Als Kriterien für die Beurteilung gelten die Ziele des bilateralen Rahmenabkommens Schweiz-Ungarn, beidseitiger Nutzen und das Verfolgen nachhaltiger Ziele.

Ungarn zählt 10 Mio. Einwohner auf eine Fläche von 93’000 Quadratkilometern.

2009 betrug die Kaufkraft im Verhältnis zum EU-Durchschnitt 65%.

GHH war 1930 gegründet worden. 1991, nach der Öffnung (Mittel-)Osteuropas, wurde die Gesellschaft neugegründet.

GHH will die freundschaftlichen Beziehungen zwischen der Schweiz und Ungarn fördern. Auf dieser Basis sollen Unterstützungs- und andere Projekte durchgeführt werden.

Vor allem in den Bereichen Humanitäre Hilfe, Bildung, Kultureller Austausch, und der Pflege wirtschaftlicher Beziehungen.

Die GHH hat in der Schweiz fünf und in Ungarn vier Sektionen.

Unterstützt werden auch die ungarischen Minderheiten in Rumänien, Ukraine und der Slowakei.

Die Schweiz unterstützt Ungarn für die Jahre zwischen Ende 2007 und 2012 mit rund 131 Mio. Franken. (Zum Vergleich: Die EU-Fördergelder 2007/13 betragen 22,9 Mrd. Euro).

Das Schweizer Geld stammt aus dem Erweiterungsbeitrag (“Kohäsionsmilliarde”), den das Schweizer Stimmvolk 2006, zwei Jahren nach dem EU-Beitritt der neuen Länder (Mittelost-)Europas, genehmigt hat.

Die Mittel sind zur Verminderung der wirtschaftlichen und sozialen Ungleichheiten bestimmt. Sie werden nicht einfach zur Verfügung gestellt, sondern gehen über ein transparentes, aber aufwändiges Auswahlverfahren in konkrete Projekte in den Bereichen Sicherheit, Stabilität, Reformen, Umwelt, Infrastruktur, Privatsektor-Förderung sowie menschliche und soziale Entwicklung.

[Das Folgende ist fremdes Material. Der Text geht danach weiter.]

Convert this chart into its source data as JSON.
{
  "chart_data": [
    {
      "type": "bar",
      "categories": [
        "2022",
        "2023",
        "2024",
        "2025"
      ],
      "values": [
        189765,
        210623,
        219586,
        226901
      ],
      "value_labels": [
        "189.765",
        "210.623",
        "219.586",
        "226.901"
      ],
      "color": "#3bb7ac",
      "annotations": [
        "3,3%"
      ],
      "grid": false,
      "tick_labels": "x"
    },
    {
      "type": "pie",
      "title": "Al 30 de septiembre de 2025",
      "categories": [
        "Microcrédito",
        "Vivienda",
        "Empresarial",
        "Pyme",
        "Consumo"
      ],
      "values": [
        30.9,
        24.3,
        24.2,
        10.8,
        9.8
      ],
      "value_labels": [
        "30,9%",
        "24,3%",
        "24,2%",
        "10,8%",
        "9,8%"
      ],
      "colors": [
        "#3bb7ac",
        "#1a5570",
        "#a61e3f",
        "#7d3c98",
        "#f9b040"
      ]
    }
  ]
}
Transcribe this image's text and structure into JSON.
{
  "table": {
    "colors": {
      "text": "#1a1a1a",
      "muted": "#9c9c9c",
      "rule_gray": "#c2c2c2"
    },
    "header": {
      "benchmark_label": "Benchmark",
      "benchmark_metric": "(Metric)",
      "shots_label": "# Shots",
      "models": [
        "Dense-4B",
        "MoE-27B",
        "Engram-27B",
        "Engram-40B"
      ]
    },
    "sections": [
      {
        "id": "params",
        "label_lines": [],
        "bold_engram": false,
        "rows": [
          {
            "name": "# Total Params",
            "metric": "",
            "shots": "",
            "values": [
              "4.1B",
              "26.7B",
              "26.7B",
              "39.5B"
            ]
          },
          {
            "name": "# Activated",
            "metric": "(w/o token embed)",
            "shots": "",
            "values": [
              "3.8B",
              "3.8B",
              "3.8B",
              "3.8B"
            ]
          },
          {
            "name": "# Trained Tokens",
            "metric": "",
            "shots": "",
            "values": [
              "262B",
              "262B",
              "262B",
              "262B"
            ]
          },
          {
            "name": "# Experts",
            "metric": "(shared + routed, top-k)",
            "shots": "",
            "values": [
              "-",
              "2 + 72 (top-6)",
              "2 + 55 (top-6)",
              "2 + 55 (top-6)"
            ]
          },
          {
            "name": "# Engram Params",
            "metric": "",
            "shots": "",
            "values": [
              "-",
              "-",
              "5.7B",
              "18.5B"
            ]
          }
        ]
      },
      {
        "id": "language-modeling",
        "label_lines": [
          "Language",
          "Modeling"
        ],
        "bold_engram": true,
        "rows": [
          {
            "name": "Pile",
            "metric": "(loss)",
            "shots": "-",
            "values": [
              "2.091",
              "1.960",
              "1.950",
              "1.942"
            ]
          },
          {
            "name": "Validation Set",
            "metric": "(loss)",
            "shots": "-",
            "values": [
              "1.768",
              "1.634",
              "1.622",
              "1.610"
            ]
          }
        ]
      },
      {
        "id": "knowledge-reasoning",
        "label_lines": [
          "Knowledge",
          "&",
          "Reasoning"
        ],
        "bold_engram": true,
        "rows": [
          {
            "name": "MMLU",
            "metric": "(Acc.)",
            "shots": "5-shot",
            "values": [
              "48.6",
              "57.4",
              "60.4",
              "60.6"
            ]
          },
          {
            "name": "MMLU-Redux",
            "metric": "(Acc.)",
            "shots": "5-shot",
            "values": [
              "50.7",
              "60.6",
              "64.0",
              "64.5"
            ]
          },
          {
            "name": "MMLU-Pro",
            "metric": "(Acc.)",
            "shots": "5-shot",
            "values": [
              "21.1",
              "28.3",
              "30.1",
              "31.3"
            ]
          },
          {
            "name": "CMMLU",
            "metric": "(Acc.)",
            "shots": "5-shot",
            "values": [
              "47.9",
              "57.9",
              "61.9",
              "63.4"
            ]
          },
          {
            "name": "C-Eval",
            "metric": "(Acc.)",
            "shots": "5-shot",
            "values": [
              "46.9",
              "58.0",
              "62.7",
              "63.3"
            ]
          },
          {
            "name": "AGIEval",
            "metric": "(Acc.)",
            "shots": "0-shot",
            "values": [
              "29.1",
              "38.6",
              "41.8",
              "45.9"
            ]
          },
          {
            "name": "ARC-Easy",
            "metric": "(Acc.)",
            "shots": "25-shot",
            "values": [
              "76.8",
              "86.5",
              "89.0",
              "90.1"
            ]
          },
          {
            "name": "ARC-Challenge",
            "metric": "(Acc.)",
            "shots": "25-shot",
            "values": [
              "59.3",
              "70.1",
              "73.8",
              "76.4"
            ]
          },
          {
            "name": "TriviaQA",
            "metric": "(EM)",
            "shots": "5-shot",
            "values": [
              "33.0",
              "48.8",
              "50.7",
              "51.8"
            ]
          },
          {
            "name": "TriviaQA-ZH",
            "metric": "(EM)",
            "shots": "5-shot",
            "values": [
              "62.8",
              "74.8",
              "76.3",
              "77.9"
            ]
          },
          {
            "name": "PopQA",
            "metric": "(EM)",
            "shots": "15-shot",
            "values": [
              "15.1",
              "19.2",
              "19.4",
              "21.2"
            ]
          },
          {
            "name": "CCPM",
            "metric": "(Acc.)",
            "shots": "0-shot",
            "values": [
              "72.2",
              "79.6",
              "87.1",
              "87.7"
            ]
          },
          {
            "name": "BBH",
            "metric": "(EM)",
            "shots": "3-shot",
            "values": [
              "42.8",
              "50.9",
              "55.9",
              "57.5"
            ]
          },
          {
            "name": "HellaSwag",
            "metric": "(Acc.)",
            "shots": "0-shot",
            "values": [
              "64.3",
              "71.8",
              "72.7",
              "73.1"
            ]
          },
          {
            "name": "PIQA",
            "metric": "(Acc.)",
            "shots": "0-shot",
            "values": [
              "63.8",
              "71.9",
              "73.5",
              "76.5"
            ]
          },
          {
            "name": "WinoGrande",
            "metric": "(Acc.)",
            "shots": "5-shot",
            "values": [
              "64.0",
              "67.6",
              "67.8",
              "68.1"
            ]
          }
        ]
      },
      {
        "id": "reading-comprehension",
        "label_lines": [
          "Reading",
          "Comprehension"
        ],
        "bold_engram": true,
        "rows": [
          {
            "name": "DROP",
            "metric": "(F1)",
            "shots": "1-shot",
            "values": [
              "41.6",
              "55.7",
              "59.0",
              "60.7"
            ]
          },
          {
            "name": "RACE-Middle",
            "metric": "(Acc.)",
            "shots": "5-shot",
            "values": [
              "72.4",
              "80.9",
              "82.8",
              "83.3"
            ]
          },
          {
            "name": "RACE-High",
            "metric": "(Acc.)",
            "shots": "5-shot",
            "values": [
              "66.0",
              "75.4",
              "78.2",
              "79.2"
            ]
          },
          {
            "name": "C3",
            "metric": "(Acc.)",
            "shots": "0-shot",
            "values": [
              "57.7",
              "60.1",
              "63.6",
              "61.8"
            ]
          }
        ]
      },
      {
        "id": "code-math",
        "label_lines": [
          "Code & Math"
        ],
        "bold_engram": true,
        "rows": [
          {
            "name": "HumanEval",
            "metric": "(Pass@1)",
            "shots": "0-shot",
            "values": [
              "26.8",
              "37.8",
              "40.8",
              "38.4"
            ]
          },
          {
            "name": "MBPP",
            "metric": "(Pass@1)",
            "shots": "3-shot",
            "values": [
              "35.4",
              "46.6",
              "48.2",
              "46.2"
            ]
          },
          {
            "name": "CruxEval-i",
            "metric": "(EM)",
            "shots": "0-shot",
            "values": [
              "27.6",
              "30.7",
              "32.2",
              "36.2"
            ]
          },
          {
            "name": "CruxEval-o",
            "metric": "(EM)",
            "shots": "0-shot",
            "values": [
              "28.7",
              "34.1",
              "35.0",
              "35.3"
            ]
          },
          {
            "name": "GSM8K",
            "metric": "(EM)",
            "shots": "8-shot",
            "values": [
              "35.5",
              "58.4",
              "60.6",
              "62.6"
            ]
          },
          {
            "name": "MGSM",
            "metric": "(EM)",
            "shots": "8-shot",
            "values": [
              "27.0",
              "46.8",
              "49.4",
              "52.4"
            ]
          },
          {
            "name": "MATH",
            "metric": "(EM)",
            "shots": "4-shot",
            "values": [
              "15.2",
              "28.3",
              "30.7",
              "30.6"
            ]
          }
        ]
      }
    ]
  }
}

Mindestens 40% der Mittel sollen in strukturschwache Regionen im Norden (Nördliche grosse Tiefebene) und Osten eingesetzt werden.

Die Umsetzung der Projekte wird vom Schweizer Erweiterungsbeitragsbüro in Budapest begleitet. Es koordiniert seine Arbeit mit dem Ministerium für Nationale Entwicklung.